Several respected lawyers, child psychiatrists, and child development specialists severely criticise the way the CWS does its work. Professor Willy-Tore Morch, a specialist in child development at the University of Tromso, has warned that the CWS takes “hasty and coercive measures.”
Lawyer Arne Seland who has broad experience of handling CWS cases said: “The CWS frequently conducts insufficient investigations of the situations that obtain within families before adopting coercive measures.” He believes this is a problem for both children and parents in terms of legal protection and rule of law.
“The CWS has saved more kids than it has harmed. Yet there are individual instances of CWS high-handedness and errors of commission as well as omission. It needs to learn from them. The CWS also needs to study and document variations in child rearing practices in immigrant communities in Norway and what they mean for the welfare of the child. It is not an easy task. Often these variations are just adaptations to a local milieu and a particular geographic zone with no great implications for the health of the child. But equally often they are harmful to the child, such as excision, certain dress codes or long hours of Koranic studies after school hours. At the same time I think there is a lot of wisdom in many of these immigrant communities that the CWS could and perhaps should take on board. Many immigrant women carry a strong oral tradition that they have inherited from their mothers and grandmothers. I believe that a lot of it could also benefit Norwegian mothers. I hope the CWS will in future have the humility to understand this and internalise it,” a former Norwegian welfare officer, now an international civil servant, told The Hindu.

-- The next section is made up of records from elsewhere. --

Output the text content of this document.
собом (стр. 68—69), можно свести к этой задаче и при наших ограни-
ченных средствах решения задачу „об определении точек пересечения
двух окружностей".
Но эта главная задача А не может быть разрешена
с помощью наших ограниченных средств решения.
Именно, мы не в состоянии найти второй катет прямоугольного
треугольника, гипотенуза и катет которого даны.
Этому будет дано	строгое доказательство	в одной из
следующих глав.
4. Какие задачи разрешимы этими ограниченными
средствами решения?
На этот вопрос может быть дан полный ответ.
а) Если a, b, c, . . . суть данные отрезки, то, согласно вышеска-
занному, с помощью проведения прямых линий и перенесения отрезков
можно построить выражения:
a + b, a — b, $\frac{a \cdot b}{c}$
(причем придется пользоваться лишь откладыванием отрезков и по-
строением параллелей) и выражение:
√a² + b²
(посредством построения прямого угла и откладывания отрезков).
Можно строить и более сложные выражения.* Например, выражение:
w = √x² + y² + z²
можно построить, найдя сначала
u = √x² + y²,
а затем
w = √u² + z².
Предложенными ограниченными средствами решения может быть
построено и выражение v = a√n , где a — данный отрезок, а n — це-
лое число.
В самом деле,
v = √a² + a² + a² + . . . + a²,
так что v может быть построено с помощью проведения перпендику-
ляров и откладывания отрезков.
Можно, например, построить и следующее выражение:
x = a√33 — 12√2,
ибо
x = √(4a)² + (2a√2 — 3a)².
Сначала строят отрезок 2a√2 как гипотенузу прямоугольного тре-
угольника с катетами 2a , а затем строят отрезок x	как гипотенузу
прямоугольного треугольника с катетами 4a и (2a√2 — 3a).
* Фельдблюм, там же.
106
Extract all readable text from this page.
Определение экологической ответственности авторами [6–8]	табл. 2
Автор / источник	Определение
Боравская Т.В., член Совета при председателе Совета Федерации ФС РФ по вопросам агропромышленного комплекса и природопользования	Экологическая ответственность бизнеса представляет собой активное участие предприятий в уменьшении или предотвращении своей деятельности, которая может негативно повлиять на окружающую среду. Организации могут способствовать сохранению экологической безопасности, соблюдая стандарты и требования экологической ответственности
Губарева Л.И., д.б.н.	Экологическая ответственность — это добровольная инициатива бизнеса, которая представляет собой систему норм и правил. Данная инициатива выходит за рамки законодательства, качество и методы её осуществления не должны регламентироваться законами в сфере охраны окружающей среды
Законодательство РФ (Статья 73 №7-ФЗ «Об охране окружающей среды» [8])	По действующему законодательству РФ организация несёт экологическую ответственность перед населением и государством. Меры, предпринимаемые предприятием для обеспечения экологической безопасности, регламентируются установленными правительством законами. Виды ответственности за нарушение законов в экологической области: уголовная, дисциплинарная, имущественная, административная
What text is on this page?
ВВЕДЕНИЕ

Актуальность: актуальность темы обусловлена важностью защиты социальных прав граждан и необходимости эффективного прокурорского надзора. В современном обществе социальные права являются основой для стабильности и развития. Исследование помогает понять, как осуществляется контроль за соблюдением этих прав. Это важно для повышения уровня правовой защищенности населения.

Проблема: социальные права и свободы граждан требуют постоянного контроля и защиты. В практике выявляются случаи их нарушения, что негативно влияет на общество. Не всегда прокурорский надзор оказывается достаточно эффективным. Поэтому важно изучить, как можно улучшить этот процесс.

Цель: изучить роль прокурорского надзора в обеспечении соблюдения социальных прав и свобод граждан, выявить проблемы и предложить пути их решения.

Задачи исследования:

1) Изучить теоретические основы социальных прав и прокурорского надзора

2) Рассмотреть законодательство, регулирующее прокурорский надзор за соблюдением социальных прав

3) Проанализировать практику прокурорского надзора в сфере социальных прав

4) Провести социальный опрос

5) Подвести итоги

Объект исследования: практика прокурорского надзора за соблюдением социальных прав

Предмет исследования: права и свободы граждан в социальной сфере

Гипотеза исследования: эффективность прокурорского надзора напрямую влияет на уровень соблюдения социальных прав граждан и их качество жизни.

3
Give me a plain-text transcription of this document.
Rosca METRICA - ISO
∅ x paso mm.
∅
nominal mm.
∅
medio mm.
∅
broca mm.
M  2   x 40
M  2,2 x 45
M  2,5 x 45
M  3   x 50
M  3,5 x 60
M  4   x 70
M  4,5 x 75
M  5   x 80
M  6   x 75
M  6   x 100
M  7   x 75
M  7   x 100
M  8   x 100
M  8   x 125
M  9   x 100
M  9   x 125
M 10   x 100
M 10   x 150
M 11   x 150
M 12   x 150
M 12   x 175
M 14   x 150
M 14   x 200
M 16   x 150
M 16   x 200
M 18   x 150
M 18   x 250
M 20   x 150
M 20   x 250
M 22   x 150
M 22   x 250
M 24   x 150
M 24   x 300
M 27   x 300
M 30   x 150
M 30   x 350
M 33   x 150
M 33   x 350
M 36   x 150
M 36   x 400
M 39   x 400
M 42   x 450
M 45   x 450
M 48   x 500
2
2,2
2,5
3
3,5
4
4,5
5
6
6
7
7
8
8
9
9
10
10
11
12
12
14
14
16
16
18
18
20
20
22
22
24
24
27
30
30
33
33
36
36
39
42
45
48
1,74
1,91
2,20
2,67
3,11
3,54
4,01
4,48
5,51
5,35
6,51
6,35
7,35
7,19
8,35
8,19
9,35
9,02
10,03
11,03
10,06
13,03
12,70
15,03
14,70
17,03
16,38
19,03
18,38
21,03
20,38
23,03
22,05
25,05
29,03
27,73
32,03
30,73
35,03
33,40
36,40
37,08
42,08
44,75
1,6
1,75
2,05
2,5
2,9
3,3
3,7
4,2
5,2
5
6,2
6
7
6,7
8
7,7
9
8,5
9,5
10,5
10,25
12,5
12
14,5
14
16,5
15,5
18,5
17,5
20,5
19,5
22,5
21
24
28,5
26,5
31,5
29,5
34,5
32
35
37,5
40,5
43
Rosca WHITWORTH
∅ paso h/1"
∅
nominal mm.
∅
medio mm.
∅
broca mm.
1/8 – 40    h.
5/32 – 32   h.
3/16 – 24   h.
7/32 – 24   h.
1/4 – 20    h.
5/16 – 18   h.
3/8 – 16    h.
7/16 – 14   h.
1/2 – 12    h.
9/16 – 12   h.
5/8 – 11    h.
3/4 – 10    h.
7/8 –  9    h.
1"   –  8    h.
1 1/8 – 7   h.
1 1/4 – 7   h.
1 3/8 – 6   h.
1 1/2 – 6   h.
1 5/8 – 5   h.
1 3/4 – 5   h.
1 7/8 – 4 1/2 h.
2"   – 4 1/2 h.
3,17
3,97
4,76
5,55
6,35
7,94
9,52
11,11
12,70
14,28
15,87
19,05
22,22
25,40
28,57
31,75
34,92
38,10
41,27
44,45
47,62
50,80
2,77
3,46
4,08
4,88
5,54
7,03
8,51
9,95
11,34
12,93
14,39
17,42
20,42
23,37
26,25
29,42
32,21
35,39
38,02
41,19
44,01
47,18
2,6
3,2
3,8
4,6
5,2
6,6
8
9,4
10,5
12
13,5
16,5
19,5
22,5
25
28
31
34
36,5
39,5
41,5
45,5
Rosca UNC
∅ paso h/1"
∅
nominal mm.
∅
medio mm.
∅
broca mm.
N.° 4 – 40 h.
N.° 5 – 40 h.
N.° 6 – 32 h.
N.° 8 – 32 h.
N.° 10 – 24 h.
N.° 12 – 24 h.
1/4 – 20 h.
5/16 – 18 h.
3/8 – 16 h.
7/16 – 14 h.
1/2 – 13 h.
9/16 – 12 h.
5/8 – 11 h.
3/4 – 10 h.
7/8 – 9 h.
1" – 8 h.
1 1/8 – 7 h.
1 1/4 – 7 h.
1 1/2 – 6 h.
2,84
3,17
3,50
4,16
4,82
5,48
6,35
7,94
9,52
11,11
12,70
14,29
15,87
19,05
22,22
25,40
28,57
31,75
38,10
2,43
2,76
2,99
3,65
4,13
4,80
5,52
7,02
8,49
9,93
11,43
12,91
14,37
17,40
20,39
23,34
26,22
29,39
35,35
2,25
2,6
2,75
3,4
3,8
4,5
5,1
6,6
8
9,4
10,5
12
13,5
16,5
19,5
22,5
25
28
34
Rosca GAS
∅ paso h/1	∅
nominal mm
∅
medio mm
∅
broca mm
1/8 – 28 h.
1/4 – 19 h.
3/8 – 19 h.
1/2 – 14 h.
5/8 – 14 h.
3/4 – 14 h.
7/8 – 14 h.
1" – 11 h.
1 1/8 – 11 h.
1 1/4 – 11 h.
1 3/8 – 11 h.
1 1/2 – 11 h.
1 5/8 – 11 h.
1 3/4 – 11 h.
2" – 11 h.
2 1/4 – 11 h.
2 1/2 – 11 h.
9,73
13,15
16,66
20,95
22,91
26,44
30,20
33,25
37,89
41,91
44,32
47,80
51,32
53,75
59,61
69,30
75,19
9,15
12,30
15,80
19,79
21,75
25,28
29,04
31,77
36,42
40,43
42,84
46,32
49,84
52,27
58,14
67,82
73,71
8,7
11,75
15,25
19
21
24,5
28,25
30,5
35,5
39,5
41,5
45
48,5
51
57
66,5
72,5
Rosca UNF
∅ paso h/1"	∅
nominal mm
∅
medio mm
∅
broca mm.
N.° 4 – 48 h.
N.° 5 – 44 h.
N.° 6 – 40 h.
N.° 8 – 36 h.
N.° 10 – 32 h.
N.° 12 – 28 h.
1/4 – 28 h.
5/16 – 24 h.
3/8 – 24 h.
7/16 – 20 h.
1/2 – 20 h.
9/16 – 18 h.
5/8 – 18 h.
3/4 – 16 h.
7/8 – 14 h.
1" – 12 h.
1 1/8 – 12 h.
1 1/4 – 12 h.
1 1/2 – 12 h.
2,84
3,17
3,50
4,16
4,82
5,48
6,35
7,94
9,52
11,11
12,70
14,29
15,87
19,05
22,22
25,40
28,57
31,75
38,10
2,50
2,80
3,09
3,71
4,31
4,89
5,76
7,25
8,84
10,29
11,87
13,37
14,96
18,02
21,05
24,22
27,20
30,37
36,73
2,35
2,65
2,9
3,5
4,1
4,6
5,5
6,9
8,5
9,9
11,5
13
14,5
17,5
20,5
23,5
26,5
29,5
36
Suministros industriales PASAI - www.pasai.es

That there is a cultural problem between Barnevarnet (CWS) and the families whose children's welfare it is mandated to ensure is evident from the fact that far more immigrant children get taken into care than Norwegians. Immigrants do not know that slapping or hitting a child is a punishable offence in Norway. Speaking loudly, showing off with expensive cars or having lavish weddings — characteristics shared by many immigrant communities, especially from poor or emerging countries — are frowned upon by Norwegians. Taken in terms of per thousand of population, immigrant communities clearly suffer more at the hands of the CWS: 23 per 1,000 children in foster care are non-immigrant; 35 per 1,000 are children born in Norway to immigrant parents while 51 per 1,000 are the children of first generation immigrants.